Both mouse and marmoset brains exhibited regional astrocyte specialization and temporal shifts in these populations. However, when researchers examined the specific genes defining various astrocyte populations, data between the two species diverged. Schroeder highlighted this as a crucial caution for scientists studying astrocytes in animal models, noting that the new atlas will assist researchers in evaluating the potential cross-species relevance of their findings.

Beyond Astrocytes

With this enhanced understanding of astrocyte diversity, Professor Feng's team intends to meticulously investigate how these cells are affected by disease-related genes and how these effects evolve during development. He also points out that the gene expression data within the atlas can facilitate predictions about astrocyte-neuron interactions. "This will profoundly guide future experiments, revealing how these cellular interactions can shift with changes in either neurons or astrocytes," he concludes.

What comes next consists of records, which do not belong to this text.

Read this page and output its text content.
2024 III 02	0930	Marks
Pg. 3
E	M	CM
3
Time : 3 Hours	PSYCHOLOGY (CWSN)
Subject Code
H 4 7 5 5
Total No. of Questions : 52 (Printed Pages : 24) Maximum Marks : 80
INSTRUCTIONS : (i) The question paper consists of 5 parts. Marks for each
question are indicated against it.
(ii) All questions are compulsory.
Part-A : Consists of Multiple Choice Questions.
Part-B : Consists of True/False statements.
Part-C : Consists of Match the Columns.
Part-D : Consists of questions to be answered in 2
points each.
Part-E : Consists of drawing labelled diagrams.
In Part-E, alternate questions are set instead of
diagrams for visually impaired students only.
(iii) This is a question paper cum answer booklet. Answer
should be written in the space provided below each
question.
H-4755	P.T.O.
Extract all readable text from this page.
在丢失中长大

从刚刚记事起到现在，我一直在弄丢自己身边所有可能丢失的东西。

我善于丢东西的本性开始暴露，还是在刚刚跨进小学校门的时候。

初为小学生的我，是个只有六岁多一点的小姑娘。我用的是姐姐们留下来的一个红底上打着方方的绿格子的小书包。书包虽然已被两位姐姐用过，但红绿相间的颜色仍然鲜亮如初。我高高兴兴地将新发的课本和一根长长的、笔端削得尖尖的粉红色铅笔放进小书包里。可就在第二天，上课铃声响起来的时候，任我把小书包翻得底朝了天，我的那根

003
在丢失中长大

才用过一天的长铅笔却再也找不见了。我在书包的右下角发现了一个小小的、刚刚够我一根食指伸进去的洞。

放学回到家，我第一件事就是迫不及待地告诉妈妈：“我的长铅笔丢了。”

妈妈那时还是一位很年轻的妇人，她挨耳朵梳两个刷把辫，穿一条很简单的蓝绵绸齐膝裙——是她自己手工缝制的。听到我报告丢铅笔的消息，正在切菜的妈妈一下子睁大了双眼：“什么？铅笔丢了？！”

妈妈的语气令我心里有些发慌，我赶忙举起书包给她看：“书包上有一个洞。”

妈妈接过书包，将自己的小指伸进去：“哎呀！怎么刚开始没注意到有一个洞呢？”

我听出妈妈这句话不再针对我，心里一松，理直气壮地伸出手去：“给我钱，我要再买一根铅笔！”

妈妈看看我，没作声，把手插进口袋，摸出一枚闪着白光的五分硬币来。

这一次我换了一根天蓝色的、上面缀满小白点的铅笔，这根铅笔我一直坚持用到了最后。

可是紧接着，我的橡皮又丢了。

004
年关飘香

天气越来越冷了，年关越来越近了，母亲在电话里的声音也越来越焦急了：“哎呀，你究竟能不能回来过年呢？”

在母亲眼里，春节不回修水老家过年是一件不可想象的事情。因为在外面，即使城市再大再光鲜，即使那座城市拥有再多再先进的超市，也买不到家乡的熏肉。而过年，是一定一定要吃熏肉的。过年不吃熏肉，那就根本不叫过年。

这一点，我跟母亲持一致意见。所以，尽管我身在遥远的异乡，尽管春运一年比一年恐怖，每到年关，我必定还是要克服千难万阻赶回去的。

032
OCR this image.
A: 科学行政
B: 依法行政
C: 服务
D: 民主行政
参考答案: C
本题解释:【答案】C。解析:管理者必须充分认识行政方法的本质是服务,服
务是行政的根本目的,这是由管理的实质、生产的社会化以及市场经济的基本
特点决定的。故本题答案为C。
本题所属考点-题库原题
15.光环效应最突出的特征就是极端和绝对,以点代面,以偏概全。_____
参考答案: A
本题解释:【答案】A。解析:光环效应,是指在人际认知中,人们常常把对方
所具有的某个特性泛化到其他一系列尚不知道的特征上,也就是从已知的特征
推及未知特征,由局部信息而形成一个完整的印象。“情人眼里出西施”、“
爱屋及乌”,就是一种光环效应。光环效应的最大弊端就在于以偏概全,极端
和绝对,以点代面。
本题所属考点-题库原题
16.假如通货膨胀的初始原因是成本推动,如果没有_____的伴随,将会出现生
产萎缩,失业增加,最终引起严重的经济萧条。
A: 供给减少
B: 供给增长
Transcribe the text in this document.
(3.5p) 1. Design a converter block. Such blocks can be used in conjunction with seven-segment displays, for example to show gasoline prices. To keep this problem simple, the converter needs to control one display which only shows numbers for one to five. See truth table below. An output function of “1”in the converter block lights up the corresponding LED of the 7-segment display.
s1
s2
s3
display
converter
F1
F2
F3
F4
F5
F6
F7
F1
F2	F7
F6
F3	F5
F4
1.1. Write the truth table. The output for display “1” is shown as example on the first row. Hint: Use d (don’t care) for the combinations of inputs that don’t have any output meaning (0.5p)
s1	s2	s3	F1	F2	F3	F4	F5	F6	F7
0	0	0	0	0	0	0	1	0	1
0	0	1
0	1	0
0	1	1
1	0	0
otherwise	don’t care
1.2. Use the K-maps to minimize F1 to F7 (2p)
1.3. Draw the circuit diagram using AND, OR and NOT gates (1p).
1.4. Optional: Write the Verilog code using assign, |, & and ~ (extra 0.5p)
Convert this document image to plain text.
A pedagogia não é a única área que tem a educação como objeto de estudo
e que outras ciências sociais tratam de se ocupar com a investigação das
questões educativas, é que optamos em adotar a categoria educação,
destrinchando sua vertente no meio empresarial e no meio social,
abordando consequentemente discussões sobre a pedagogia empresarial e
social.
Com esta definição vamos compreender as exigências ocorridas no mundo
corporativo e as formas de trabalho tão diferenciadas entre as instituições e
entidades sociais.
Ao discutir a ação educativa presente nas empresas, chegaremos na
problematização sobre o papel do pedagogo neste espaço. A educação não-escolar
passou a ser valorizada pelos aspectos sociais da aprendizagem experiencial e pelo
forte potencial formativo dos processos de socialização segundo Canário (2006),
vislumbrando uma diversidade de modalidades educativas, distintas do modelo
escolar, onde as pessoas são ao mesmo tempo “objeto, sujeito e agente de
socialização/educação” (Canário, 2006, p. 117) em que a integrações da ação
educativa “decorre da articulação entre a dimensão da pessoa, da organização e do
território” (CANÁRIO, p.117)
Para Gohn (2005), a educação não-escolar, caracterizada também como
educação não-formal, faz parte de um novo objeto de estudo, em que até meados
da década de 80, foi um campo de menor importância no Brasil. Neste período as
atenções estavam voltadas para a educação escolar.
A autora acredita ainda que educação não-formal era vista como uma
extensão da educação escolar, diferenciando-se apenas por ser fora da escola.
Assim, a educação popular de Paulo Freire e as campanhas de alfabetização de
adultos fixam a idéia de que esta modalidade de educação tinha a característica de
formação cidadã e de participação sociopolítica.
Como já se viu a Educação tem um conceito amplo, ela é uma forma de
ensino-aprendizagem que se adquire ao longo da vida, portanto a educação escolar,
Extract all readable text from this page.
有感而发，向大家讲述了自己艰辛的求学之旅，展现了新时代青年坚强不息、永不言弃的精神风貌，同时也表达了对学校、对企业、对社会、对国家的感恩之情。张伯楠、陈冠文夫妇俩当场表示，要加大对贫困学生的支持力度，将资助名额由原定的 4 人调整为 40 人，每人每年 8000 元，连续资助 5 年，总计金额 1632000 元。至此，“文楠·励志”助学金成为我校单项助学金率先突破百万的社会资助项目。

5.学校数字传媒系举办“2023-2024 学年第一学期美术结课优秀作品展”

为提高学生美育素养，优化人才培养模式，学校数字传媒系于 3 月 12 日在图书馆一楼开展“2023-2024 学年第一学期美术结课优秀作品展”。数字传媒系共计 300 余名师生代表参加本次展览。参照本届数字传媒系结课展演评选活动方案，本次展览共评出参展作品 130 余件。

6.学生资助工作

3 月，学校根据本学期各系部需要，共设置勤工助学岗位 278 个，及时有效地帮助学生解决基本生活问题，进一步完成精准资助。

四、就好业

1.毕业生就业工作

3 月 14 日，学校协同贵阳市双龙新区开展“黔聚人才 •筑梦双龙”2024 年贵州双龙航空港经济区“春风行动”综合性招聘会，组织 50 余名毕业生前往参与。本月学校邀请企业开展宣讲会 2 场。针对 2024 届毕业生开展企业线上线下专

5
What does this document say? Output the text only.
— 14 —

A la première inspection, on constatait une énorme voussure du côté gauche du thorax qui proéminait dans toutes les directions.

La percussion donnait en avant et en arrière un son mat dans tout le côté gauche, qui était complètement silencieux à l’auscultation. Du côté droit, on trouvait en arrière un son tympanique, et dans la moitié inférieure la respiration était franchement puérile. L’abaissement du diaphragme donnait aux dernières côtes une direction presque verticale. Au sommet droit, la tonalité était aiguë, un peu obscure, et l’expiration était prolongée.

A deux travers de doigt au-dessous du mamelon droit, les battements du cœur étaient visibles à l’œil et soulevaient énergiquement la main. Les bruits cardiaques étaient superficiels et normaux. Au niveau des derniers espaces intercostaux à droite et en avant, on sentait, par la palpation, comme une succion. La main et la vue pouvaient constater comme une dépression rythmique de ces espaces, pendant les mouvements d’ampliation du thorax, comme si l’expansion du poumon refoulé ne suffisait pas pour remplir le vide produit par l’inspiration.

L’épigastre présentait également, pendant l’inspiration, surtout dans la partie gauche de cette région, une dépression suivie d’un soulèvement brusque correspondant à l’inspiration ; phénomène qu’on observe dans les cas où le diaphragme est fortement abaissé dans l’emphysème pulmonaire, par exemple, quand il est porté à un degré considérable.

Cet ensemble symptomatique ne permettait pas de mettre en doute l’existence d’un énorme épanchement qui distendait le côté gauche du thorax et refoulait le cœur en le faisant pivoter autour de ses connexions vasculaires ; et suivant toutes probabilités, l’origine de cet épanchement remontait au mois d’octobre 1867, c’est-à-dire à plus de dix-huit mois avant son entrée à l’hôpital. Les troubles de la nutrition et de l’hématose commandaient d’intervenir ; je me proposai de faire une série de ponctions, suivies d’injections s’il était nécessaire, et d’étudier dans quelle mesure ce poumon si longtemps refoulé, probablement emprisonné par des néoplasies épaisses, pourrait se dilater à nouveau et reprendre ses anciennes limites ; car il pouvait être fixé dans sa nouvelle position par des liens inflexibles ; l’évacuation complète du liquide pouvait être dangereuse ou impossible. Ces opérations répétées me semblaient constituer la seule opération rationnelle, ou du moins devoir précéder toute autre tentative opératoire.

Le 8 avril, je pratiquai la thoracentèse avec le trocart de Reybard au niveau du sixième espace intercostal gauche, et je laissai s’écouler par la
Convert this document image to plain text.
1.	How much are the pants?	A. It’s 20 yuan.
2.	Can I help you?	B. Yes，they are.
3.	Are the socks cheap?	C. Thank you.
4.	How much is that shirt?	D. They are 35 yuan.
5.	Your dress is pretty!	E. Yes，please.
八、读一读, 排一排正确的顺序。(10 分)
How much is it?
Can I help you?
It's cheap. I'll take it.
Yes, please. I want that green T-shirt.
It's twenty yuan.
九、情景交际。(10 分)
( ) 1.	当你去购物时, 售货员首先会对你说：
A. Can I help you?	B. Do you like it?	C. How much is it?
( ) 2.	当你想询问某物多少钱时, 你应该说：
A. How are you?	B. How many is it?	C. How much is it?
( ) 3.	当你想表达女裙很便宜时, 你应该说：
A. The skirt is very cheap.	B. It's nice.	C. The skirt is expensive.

The Feng lab is keen for other researchers to utilize the vast dataset generated during the atlas's creation. Schroeder emphasizes that the team analyzed transcriptomes of all cell types within the studied brain regions, not just astrocytes. By openly sharing their findings, researchers can leverage this data to understand the spatiotemporal expression of specific genes in the brain or to delve deeper into exploring the brain's cellular diversity.